The chain supports SegWit and has implemented Lightning Network compatibility in theory, though no meaningful Lightning activity exists on BCD. Block times remain approximately 10 minutes. The technical changes are trivial modifications to Bitcoin's parameters with no novel engineering contribution. Development activity is near-zero, with the GitHub repository showing minimal commits in recent years.

Security

BCD's security depends on its hashrate, which has declined to negligible levels compared to Bitcoin. The network is vulnerable to 51% attacks given the low mining participation. The X13 derivative mining algorithm is shared with few other chains, providing limited hashrate security.

No high-profile attacks have been reported, but this reflects the low value at risk rather than robust security. The anonymous founding team and lack of ongoing security maintenance create additional risk. There are no regular security audits or active bug bounty programs.

Adoption

Adoption is effectively zero. BCD has been delisted from most major exchanges. On-chain transaction volume is negligible. No merchants accept BCD, no dApps exist on the network, and no active community maintains the project. CoinMarketCap and CoinGecko still track BCD, but it has fallen out of the top 500 by market cap.

The project had brief speculative interest during 2017-2018 as traders collected airdropped coins from the Bitcoin fork, but this mechanical demand evaporated once the fork coins were sold. There was never organic adoption driven by genuine use cases.

Decentralization

Mining is distributed across a small number of pools, but the total miner count is minimal. The anonymous founding team means there is no identifiable leadership, which could be considered decentralized in theory but in practice means there is no one maintaining or developing the project.

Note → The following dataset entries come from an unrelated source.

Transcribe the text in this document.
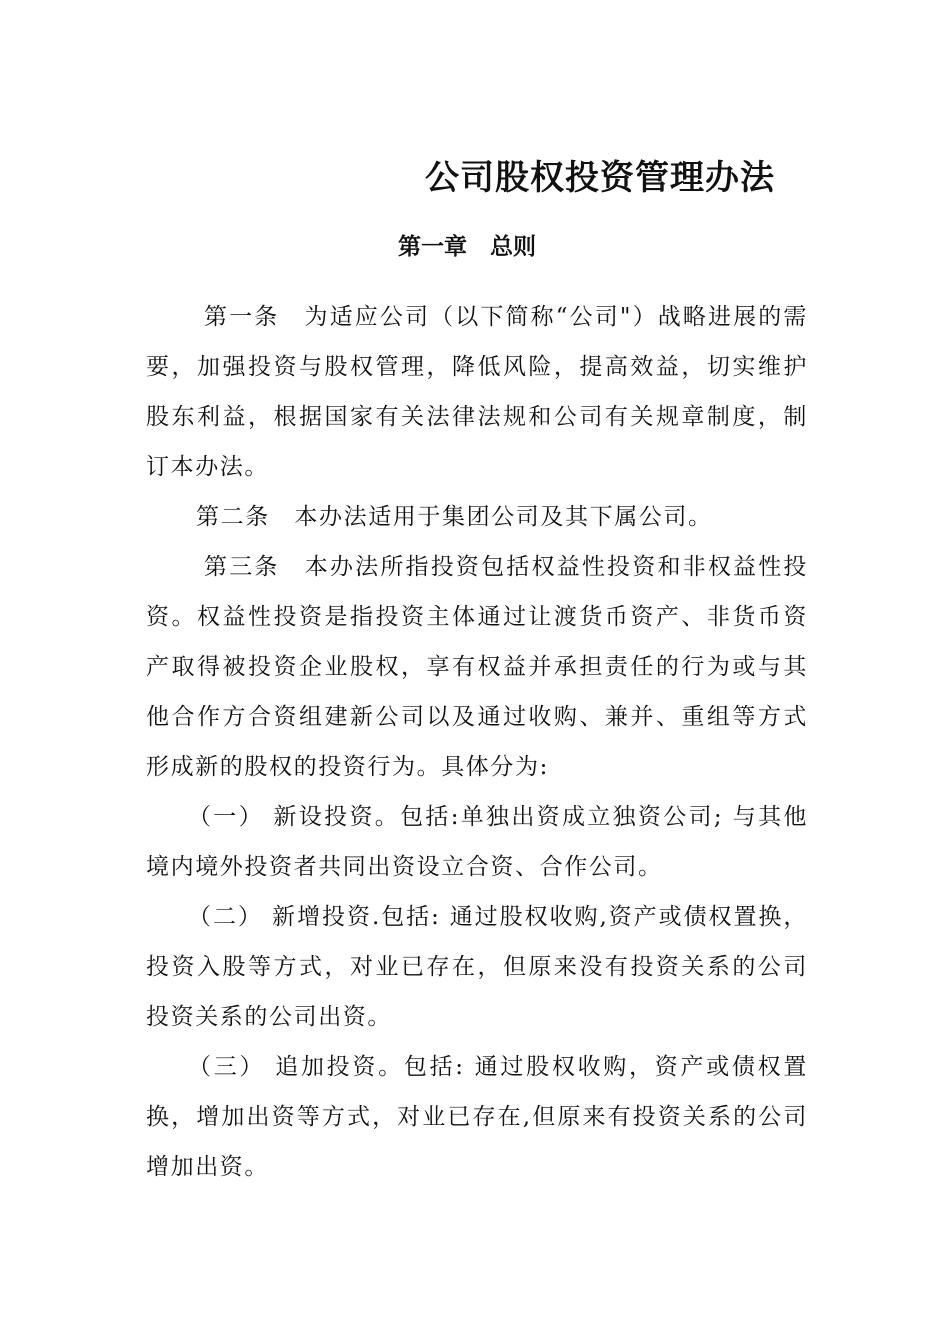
公司股权投资管理办法
第一章　总则

第一条　为适应公司（以下简称“公司"）战略进展的需要，加强投资与股权管理，降低风险，提高效益，切实维护股东利益，根据国家有关法律法规和公司有关规章制度，制订本办法。

第二条　本办法适用于集团公司及其下属公司。

第三条　本办法所指投资包括权益性投资和非权益性投资。权益性投资是指投资主体通过让渡货币资产、非货币资产取得被投资企业股权，享有权益并承担责任的行为或与其他合作方合资组建新公司以及通过收购、兼并、重组等方式形成新的股权的投资行为。具体分为:

（一） 新设投资。包括:单独出资成立独资公司; 与其他境内境外投资者共同出资设立合资、合作公司。

（二） 新增投资.包括: 通过股权收购,资产或债权置换，投资入股等方式，对业已存在，但原来没有投资关系的公司投资关系的公司出资。

（三） 追加投资。包括: 通过股权收购，资产或债权置换，增加出资等方式，对业已存在,但原来有投资关系的公司增加出资。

Node count is extremely low. The network persists through inertia rather than active participation. There is no governance mechanism or community decision-making process.

Tokenomics

Total supply is 210 million BCD (10x Bitcoin's 21 million). The 10x airdrop ratio was a marketing gimmick -- making coins "cheaper" per unit without changing fundamental economics. There is no staking, no burns, and no demand mechanisms beyond speculative trading.

Circulating supply is high relative to whatever residual market cap exists. Liquidity is minimal, with wide bid-ask spreads on remaining exchanges. The token's primary function is as a reminder of 2017's fork mania excess.

Risk Factors

  • Effective abandonment: No active development, maintenance, or community
  • 51% attack vulnerability: Negligible hashrate makes the network trivially attackable
  • Exchange delistings: Progressively losing exchange support
  • Zero utility: No use case, merchant adoption, or ecosystem
  • Anonymous team: No identifiable developers maintaining the codebase
  • Liquidity risk: Thin markets make meaningful positions impossible to exit

Conclusion

Bitcoin Diamond is a cautionary example of the 2017 Bitcoin fork phenomenon -- projects that offered trivial parameter changes to Bitcoin's code and relied on airdrop mechanics for initial distribution. BCD provided nothing that Bitcoin Cash hadn't already offered with greater community support. The anonymous team, zero development activity, and negligible adoption make this a dead project in all but name. It persists on some exchanges and price trackers, but there is no rational basis for investment or usage.